PROGNOSIS: Springing Forth

Step 4: Initial Prognosis (Eternal Solution) – Peace Finds Us
Into the midst of the disciples’ gloom comes their resurrected Savior, all the same. Resurrection happened without their help. It was a gift from God, a return to their intimate connection with their Master. To make it concrete and solid, Jesus appeared with his crucifixion wounds still intact. It was really him: body, soul, and all. But more importantly, the Jewish authorities hadn’t won after all. The cause was not dead, it was alive and well in Jesus. They did not understand yet, but Jesus had intervened on their behalf, NOT against “the Jews,” but against the righteous wrath and judgment of his own Father! That judgment had spent itself on Jesus, presuming to destroy him on the Cross. When he nevertheless emerged from the tomb alive in his body, judgment and wrath had nothing left to inflict.
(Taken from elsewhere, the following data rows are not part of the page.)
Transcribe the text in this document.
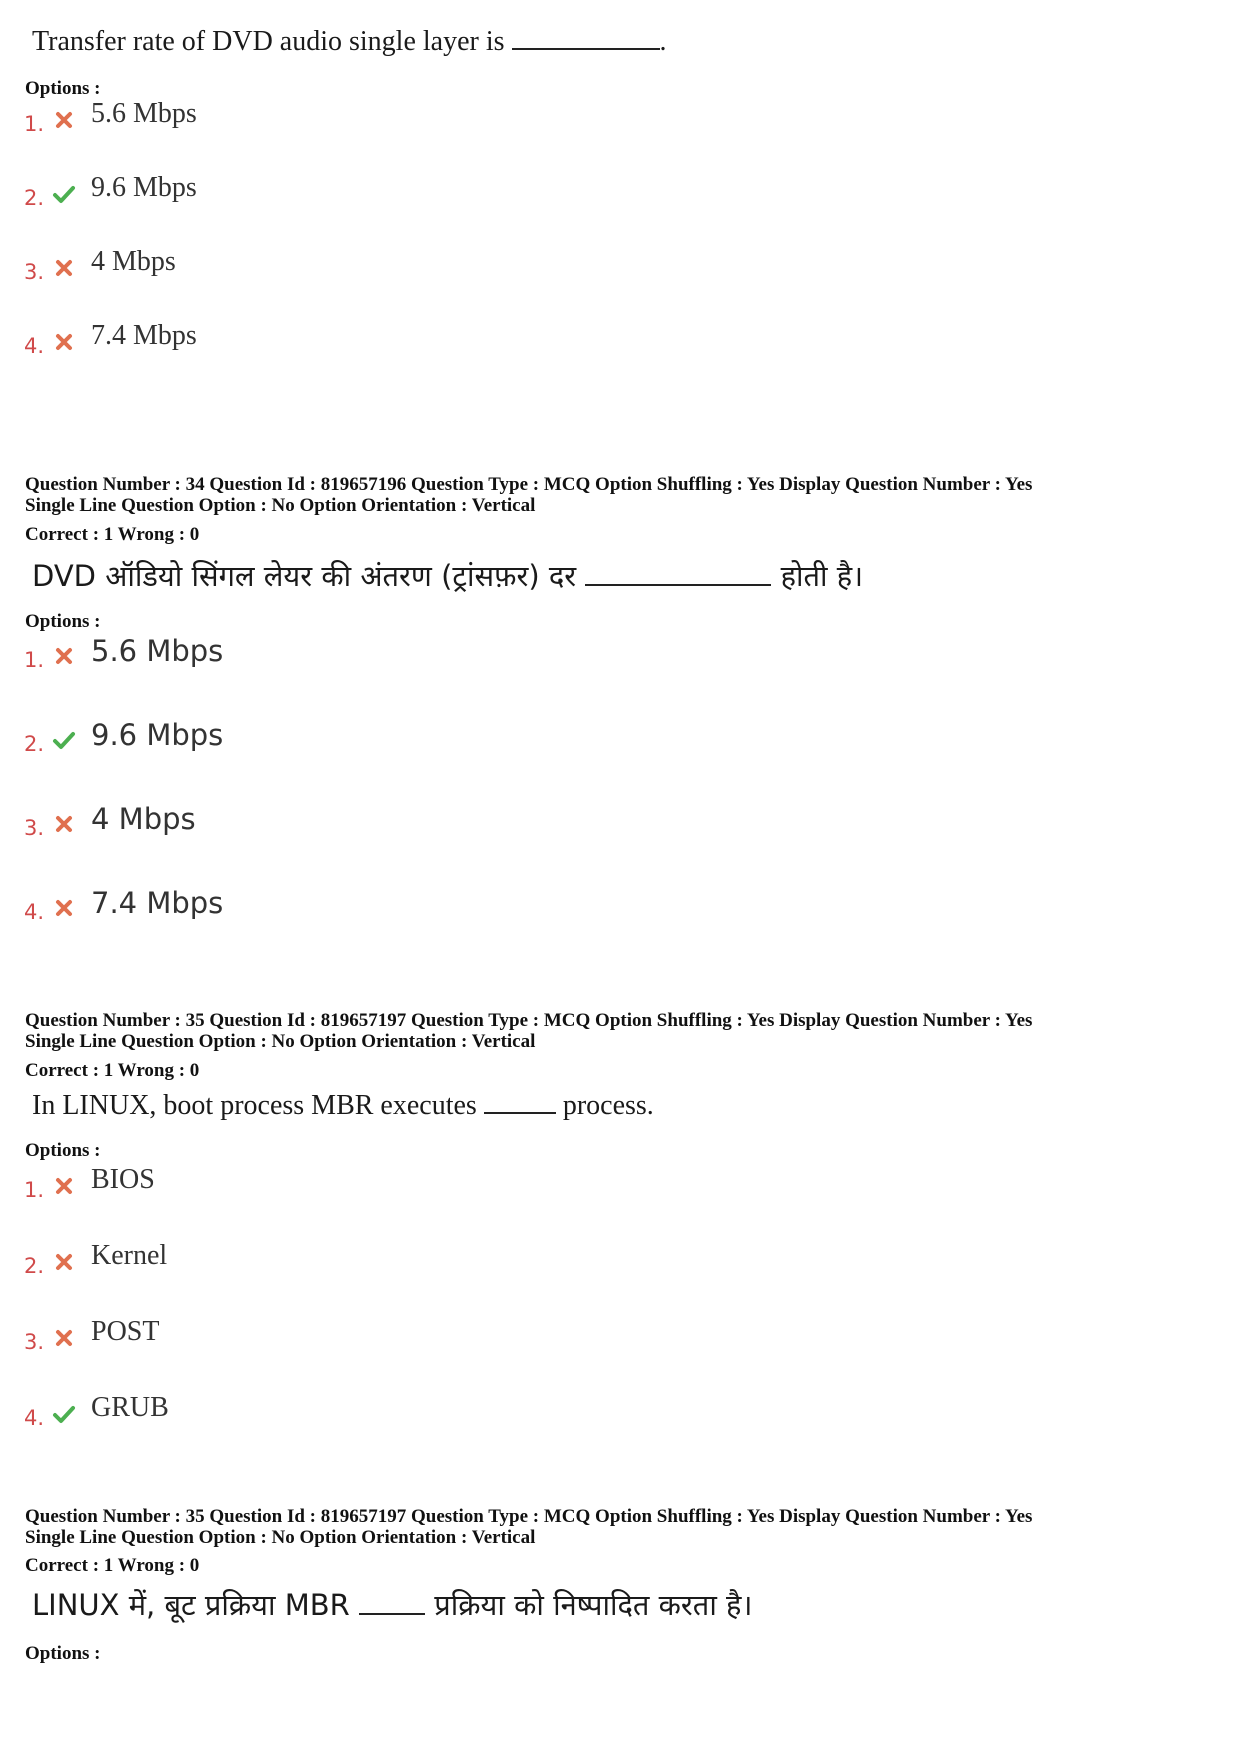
Transfer rate of DVD audio single layer is	.
Options :
1. 5.6 Mbps
2. 9.6 Mbps
3. 4 Mbps
4. 7.4 Mbps
Question Number : 34 Question Id : 819657196 Question Type : MCQ Option Shuffling : Yes Display Question Number : Yes
Single Line Question Option : No Option Orientation : Vertical
Correct : 1 Wrong : 0
DVD ऑडियो सिंगल लेयर की अंतरण (ट्रांसफ़र) दर	होती है।
Options :
1. 5.6 Mbps
2. 9.6 Mbps
3. 4 Mbps
4. 7.4 Mbps
Question Number : 35 Question Id : 819657197 Question Type : MCQ Option Shuffling : Yes Display Question Number : Yes
Single Line Question Option : No Option Orientation : Vertical
Correct : 1 Wrong : 0
In LINUX, boot process MBR executes	process.
Options :
1. BIOS
2. Kernel
3. POST
4. GRUB
Question Number : 35 Question Id : 819657197 Question Type : MCQ Option Shuffling : Yes Display Question Number : Yes
Single Line Question Option : No Option Orientation : Vertical
Correct : 1 Wrong : 0
LINUX में, बूट प्रक्रिया MBR	प्रक्रिया को निष्पादित करता है।
Options :
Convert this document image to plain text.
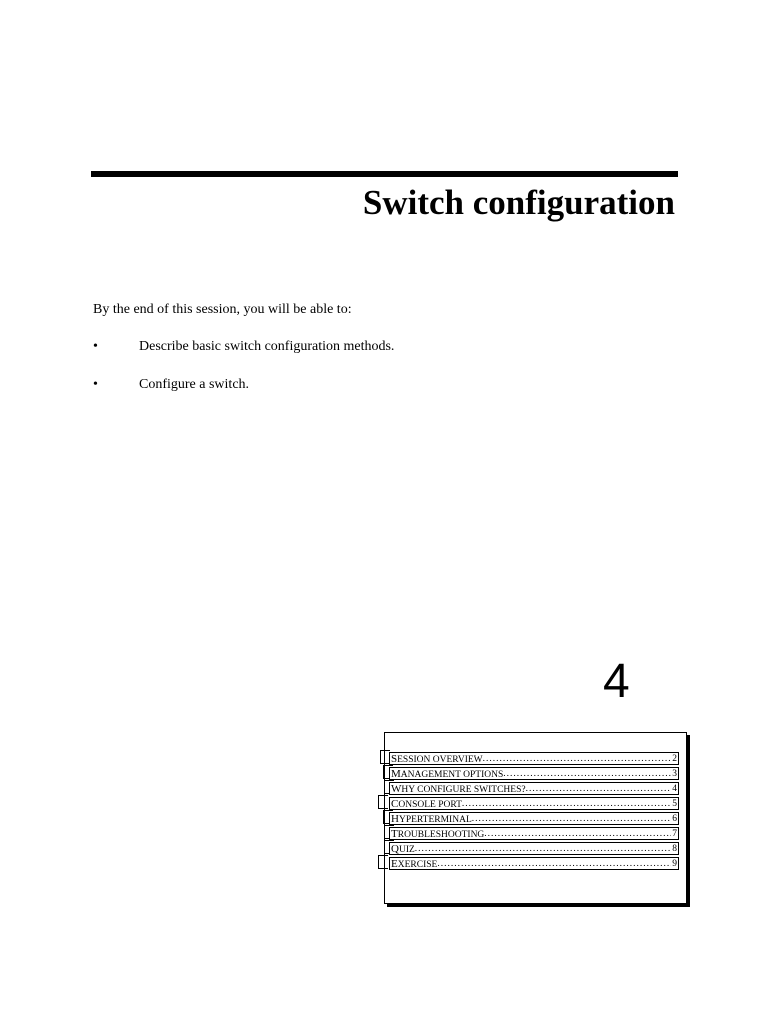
Switch configuration

By the end of this session, you will be able to:

•	Describe basic switch configuration methods.
•	Configure a switch.
4
SESSION OVERVIEW .....	2
MANAGEMENT OPTIONS .....	3
WHY CONFIGURE SWITCHES? .....	4
CONSOLE PORT .....	5
HYPERTERMINAL .....	6
TROUBLESHOOTING .....	7
QUIZ .....	8
EXERCISE .....	9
He outlasted them. There is now no condemnation for those who are in Christ Jesus, as Paul would write later. God was with them again, in Christ, and instead of wrath and judgment, there was peace. It would never leave them again.
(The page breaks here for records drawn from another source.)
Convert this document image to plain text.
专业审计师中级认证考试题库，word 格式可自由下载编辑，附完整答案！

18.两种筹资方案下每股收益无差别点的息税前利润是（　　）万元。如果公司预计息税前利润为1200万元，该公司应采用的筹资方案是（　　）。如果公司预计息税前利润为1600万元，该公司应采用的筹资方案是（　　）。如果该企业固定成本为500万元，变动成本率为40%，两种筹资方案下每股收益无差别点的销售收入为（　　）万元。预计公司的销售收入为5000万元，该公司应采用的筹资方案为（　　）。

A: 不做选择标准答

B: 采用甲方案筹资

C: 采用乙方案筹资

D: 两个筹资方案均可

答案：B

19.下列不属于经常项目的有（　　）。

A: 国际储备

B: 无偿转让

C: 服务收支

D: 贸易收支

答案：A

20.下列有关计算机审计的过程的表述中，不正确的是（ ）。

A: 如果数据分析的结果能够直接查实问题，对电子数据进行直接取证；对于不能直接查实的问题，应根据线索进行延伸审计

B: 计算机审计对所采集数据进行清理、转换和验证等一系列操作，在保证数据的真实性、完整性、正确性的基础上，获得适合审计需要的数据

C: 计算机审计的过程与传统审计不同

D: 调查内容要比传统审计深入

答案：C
Step 5: Advanced Prognosis (Internal Solution) – Peace Heals Fear
That peace is the kind that washes over you unbidden. The sin in us no longer has any support structure. It cannot appeal to the law as a multiplier of sin anymore. It cannot use the law’s condemnation to turn us against Christ, because that condemnation no longer exists for us. The disciples still had something to learn from Jesus, but they no longer had anything to fear from “the Jews.” Jesus had introduced them to a bigger fear – himself – and then immediately took that fear away by giving them his peace, which belongs also to his Father in heaven. As John tells it, the rejoicing did not start immediately with Jesus’ appearance. Peter, for one, had great reason to fear Jesus’ reproach, having denied him in the courtyard. But now, with Jesus’ raised from the dead, Peter could fear (and love and trust) the proper authority-and for the right reasons. When Jesus showed Peter and the other disciples his wounds, then their fear was replaced by a lasting peace.
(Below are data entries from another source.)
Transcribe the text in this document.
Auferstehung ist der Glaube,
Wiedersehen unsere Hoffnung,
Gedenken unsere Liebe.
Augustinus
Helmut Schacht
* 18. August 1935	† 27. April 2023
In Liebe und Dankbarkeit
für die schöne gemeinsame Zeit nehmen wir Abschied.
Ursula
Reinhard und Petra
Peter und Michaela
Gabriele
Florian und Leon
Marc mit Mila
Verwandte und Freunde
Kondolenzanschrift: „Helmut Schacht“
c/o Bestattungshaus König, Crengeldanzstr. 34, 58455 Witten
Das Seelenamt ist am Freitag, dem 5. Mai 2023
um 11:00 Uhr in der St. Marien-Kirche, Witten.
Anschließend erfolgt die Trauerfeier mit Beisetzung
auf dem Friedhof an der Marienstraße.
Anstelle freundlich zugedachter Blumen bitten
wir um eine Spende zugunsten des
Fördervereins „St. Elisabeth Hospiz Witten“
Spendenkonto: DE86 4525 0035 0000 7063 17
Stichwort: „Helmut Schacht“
Step 6: Final Prognosis (External Solution) – Peace Lights the Darkness
And then they were sent: “As the Father has sent me, so I send you.” With that, he gave them the Holy Spirit, the one he had described as the Advocate (John 16:7-11) who would prove the world wrong. What did he send them out to do? “If you forgive the sins of any, they are forgiven them; if you retain the sins of any, they are retained.” Forgiving sins is their assignment. Jesus hands us the keys to the kingdom, expecting us to forgive but acknowledging that we might retain them. (Could Jesus saying that circumstances may require us to retain sins, or could he be suggesting that if we “retain sin” we are failing to forgive because we hold onto sin-against his wishes?) What a risky proposition, to put forgiveness of sins in the hands of flawed, capricious human beings and expect them to get it done! They might spread the Good News only to their friends. Surely, this would not include “the Jews” whom they had feared, would it? The many “devout Jews from every land” (today’s first lesson, Acts 2:5) who heard Peter’s message and believed would contest that assumption. Note also that Luke reports they were “cut to the heart” (Acts 2:37). Apparently, when we are sent out, we are to infiltrate the locked rooms of others just like Jesus did, and when we bring the peace of Christ into their fear-filled chambers, they too may be cut to the heart, as the disciples certainly were in our text. The risen Christ comes into all the nooks and crannies of the sinful world we live in, through us, saying “Peace be with you.” To believe it is risky, but is there anything else known to humanity that can uncover your fear and dispose of it at the same time? Such is the radical peace of Christ, a gift too good to retain for ourselves. We must give it to others.